Technology and IT Law
There are no conclusive regulations on Technology Law. This concerns legal issues with technical (often mainly decisive) relevance, whether in the area of Intellectual Property Law, Information technology law Telecommunication law, Energy law and other legal systems. New technical possibilities must be constantly fitted into legal frameworks, which are often not standardized for this precise technical problem. At the same time, the technical innovation speed and the associated and general information width also progress so intensively that it becomes difficult to understand “internet law”, “telecommunications law”, “energy law” or “standardization law (law of technical standards) without an appropriate technical knowledge.
Intellectual Property Law (IP-Law)
Technical ideas are emerging and spreading rapidly without substantial spatial boundaries. Ideas are not protectable -a monopoly on human thought cannot exist- . The implementation of ideas into technical innovations can be protected by patents/utility models or be kept secret as know-how. The management of OP rights allows quite different objectives and strategies: whether as trademark delimitation or protection against competitors or in the form of passive trademark monitoring by supervising registration and content of third parties, the early and comprehensive focus of IP rights to corporate identity or personal objectives, take into account European and international regulations and development.
Internet Law, Data Protection Law, Information Technology Law (IT-Law)
IT-Law as part of the technology law summarizes all the peculiarities of information technology. Nowadays, IT-Law is one of the typical legal areas with a technical impact; in this development phases, the difficulties of the legal area in keeping up with the development definitely emerge.
The focus of IT Law is on the legal issues of software and hardware, media, competition and the internet, as well as data protection, data security. The individual legal areas are frequently overlapping:
- IT law (for example project contracts, software and hardware distribution, licensing agreement, maintenance contracts, obligations, warranty and liability);
- Internet/Online Law (domain law, defence against warning, information requirements, data protection law, industrial property law etc.)
- Media Law (for example, multi-media contracts, rights of expression, image rights);
- Competition Law (for example, warning letters of competitors, advertising law etc.).
Telecommunications Law (TK-Recht)
There is no uniform (legal) definition of the technical term “telecommunications”, as also the scope of Telecommunication Law concerning Technology Law is constantly varying. However, Telecommunications Law is included in Technology Act.
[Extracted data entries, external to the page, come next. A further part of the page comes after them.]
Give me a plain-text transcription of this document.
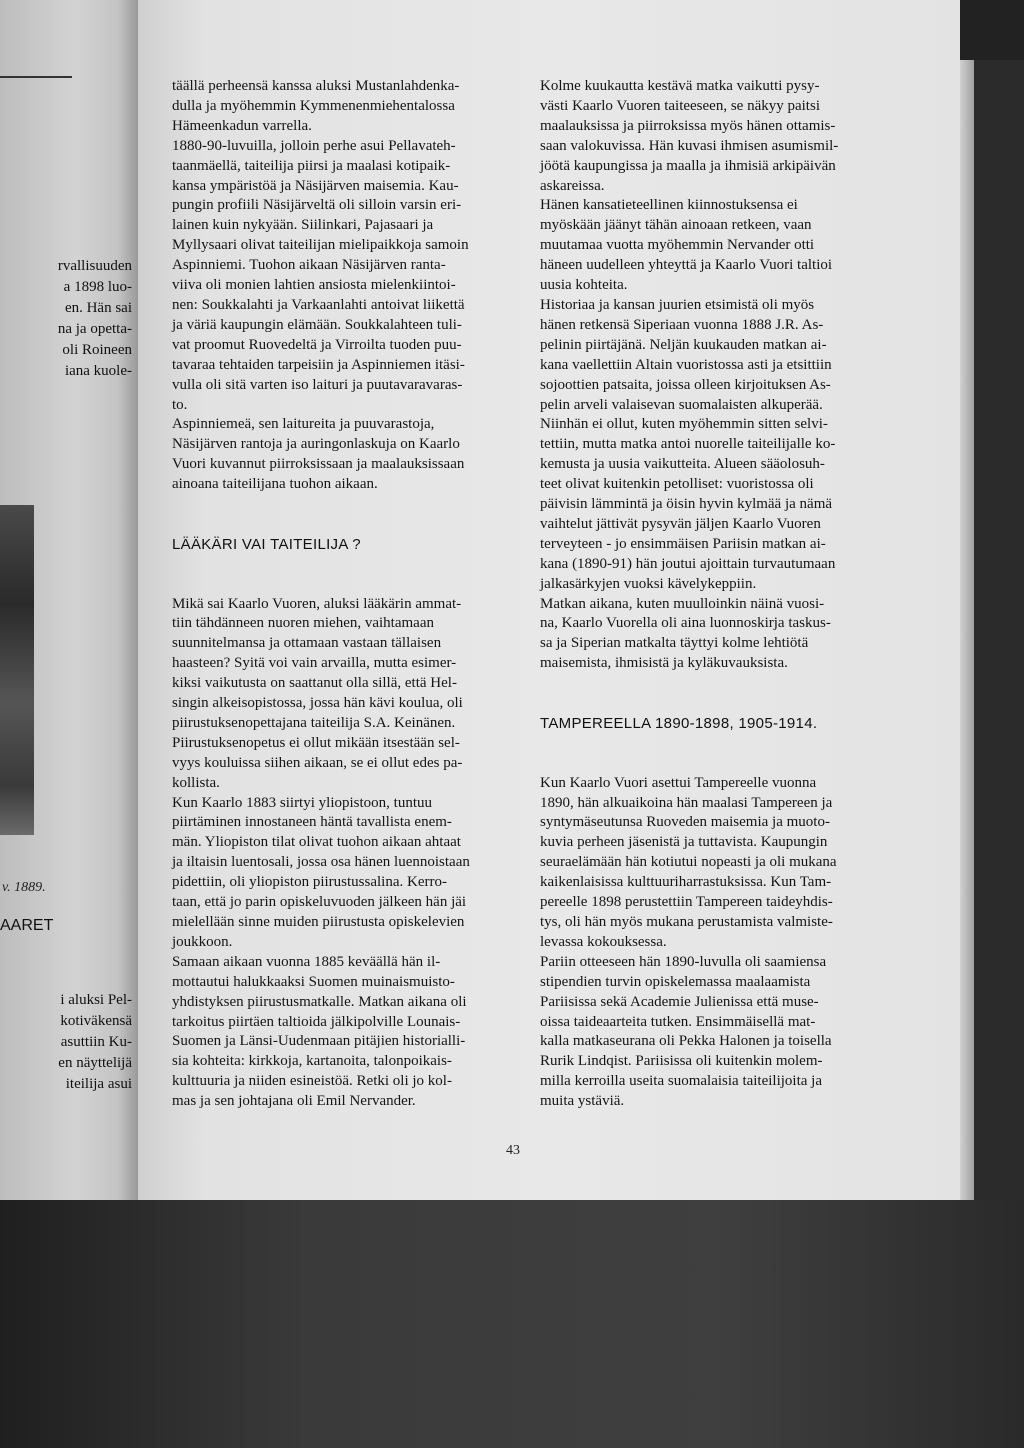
rvallisuuden
a 1898 luo-
en. Hän sai
na ja opetta-
oli Roineen
iana kuole-
v. 1889.
AARET
i aluksi Pel-
kotiväkensä
asuttiin Ku-
en näyttelijä
iteilija asui

täällä perheensä kanssa aluksi Mustanlahdenka-

dulla ja myöhemmin Kymmenenmiehentalossa

Hämeenkadun varrella.

1880-90-luvuilla, jolloin perhe asui Pellavateh-

taanmäellä, taiteilija piirsi ja maalasi kotipaik-

kansa ympäristöä ja Näsijärven maisemia. Kau-

pungin profiili Näsijärveltä oli silloin varsin eri-

lainen kuin nykyään. Siilinkari, Pajasaari ja

Myllysaari olivat taiteilijan mielipaikkoja samoin

Aspinniemi. Tuohon aikaan Näsijärven ranta-

viiva oli monien lahtien ansiosta mielenkiintoi-

nen: Soukkalahti ja Varkaanlahti antoivat liikettä

ja väriä kaupungin elämään. Soukkalahteen tuli-

vat proomut Ruovedeltä ja Virroilta tuoden puu-

tavaraa tehtaiden tarpeisiin ja Aspinniemen itäsi-

vulla oli sitä varten iso laituri ja puutavaravaras-

to.

Aspinniemeä, sen laitureita ja puuvarastoja,

Näsijärven rantoja ja auringonlaskuja on Kaarlo

Vuori kuvannut piirroksissaan ja maalauksissaan

ainoana taiteilijana tuohon aikaan.

LÄÄKÄRI VAI TAITEILIJA ?

Mikä sai Kaarlo Vuoren, aluksi lääkärin ammat-

tiin tähdänneen nuoren miehen, vaihtamaan

suunnitelmansa ja ottamaan vastaan tällaisen

haasteen? Syitä voi vain arvailla, mutta esimer-

kiksi vaikutusta on saattanut olla sillä, että Hel-

singin alkeisopistossa, jossa hän kävi koulua, oli

piirustuksenopettajana taiteilija S.A. Keinänen.

Piirustuksenopetus ei ollut mikään itsestään sel-

vyys kouluissa siihen aikaan, se ei ollut edes pa-

kollista.

Kun Kaarlo 1883 siirtyi yliopistoon, tuntuu

piirtäminen innostaneen häntä tavallista enem-

män. Yliopiston tilat olivat tuohon aikaan ahtaat

ja iltaisin luentosali, jossa osa hänen luennoistaan

pidettiin, oli yliopiston piirustussalina. Kerro-

taan, että jo parin opiskeluvuoden jälkeen hän jäi

mielellään sinne muiden piirustusta opiskelevien

joukkoon.

Samaan aikaan vuonna 1885 keväällä hän il-

mottautui halukkaaksi Suomen muinaismuisto-

yhdistyksen piirustusmatkalle. Matkan aikana oli

tarkoitus piirtäen taltioida jälkipolville Lounais-

Suomen ja Länsi-Uudenmaan pitäjien historialli-

sia kohteita: kirkkoja, kartanoita, talonpoikais-

kulttuuria ja niiden esineistöä. Retki oli jo kol-

mas ja sen johtajana oli Emil Nervander.

Kolme kuukautta kestävä matka vaikutti pysy-

västi Kaarlo Vuoren taiteeseen, se näkyy paitsi

maalauksissa ja piirroksissa myös hänen ottamis-

saan valokuvissa. Hän kuvasi ihmisen asumismil-

jöötä kaupungissa ja maalla ja ihmisiä arkipäivän

askareissa.

Hänen kansatieteellinen kiinnostuksensa ei

myöskään jäänyt tähän ainoaan retkeen, vaan

muutamaa vuotta myöhemmin Nervander otti

häneen uudelleen yhteyttä ja Kaarlo Vuori taltioi

uusia kohteita.

Historiaa ja kansan juurien etsimistä oli myös

hänen retkensä Siperiaan vuonna 1888 J.R. As-

pelinin piirtäjänä. Neljän kuukauden matkan ai-

kana vaellettiin Altain vuoristossa asti ja etsittiin

sojoottien patsaita, joissa olleen kirjoituksen As-

pelin arveli valaisevan suomalaisten alkuperää.

Niinhän ei ollut, kuten myöhemmin sitten selvi-

tettiin, mutta matka antoi nuorelle taiteilijalle ko-

kemusta ja uusia vaikutteita. Alueen sääolosuh-

teet olivat kuitenkin petolliset: vuoristossa oli

päivisin lämmintä ja öisin hyvin kylmää ja nämä

vaihtelut jättivät pysyvän jäljen Kaarlo Vuoren

terveyteen - jo ensimmäisen Pariisin matkan ai-

kana (1890-91) hän joutui ajoittain turvautumaan

jalkasärkyjen vuoksi kävelykeppiin.

Matkan aikana, kuten muulloinkin näinä vuosi-

na, Kaarlo Vuorella oli aina luonnoskirja taskus-

sa ja Siperian matkalta täyttyi kolme lehtiötä

maisemista, ihmisistä ja kyläkuvauksista.

TAMPEREELLA 1890-1898, 1905-1914.

Kun Kaarlo Vuori asettui Tampereelle vuonna

1890, hän alkuaikoina hän maalasi Tampereen ja

syntymäseutunsa Ruoveden maisemia ja muoto-

kuvia perheen jäsenistä ja tuttavista. Kaupungin

seuraelämään hän kotiutui nopeasti ja oli mukana

kaikenlaisissa kulttuuriharrastuksissa. Kun Tam-

pereelle 1898 perustettiin Tampereen taideyhdis-

tys, oli hän myös mukana perustamista valmiste-

levassa kokouksessa.

Pariin otteeseen hän 1890-luvulla oli saamiensa

stipendien turvin opiskelemassa maalaamista

Pariisissa sekä Academie Julienissa että muse-

oissa taideaarteita tutken. Ensimmäisellä mat-

kalla matkaseurana oli Pekka Halonen ja toisella

Rurik Lindqist. Pariisissa oli kuitenkin molem-

milla kerroilla useita suomalaisia taiteilijoita ja

muita ystäviä.

43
The purpose of this Code is to promote competition through the regulation of telecommunications and to ensure adequate and sufficient services across all areas and to define a Frequency regulation (§1TKG).The liberalization of the telecommunications market has already been arranged with the “Postal reform (German, Postreforms) I and II”. The Telecommunication Law of 25 July 1996 constitute the Telecommunication Act. The regulatory objective of a comprehensive, adequate, sufficient and competitive supply is contained in Article 87f Basic Law, the Telecommunication Act and some EC-directives leaves many questions unsolved. These concern, inter alia, the licensing and frequency distribution to telecommunication providers, the constitutional guarantee obligation of an adequate basic supply and matters of competition supervision. The establishment of an independent regulatory authority alongside the Federal Cartel Office is a rather complex process for the procedures under the Telecommunication Act. Legal disputes over non-discriminatory network access by competitors are relatively difficult.
The legal differentiation of the various technical media such as radio, television, telecommunications, teleservices and media services appears to be overtaken by the ever-increasing technical standardization in the course of digitalization. However, the legal framework, whether within Europe or worldwide, is far behind this development.
The energy market shall be “liberalized” with “new regulation” on Energy Industry Law: this is also called “unbundling”. In the economic context, this means the unbundling of individual business areas “interweaved” to a company due to legal or regulatory stipulations.
The business area is considered in this case, the activity of a company on a particular market.
Hereby, you will find listed the most common matters regarding energy law:
- Supporting companies of the energy sector in strategic mergers, co-operations and start-ups;
- Transit projects are reviewed, implemented and repelled;
- Business intention are embedded in secure contracts and existing contracts are review and adjusted;
- Energy-specialists are supported in business dealings with energy suppliers in negotiations of contracts, drafting of contracts, amendment of contracts, contract enforcement and contract termination;
- Solution to problems related to the German Renewable Energy Sources Act (EEG) or the Combined Heat and Power Act (KWKG).
We represent energy consumers of every economic level, including consumers, both out-of-court and judicially.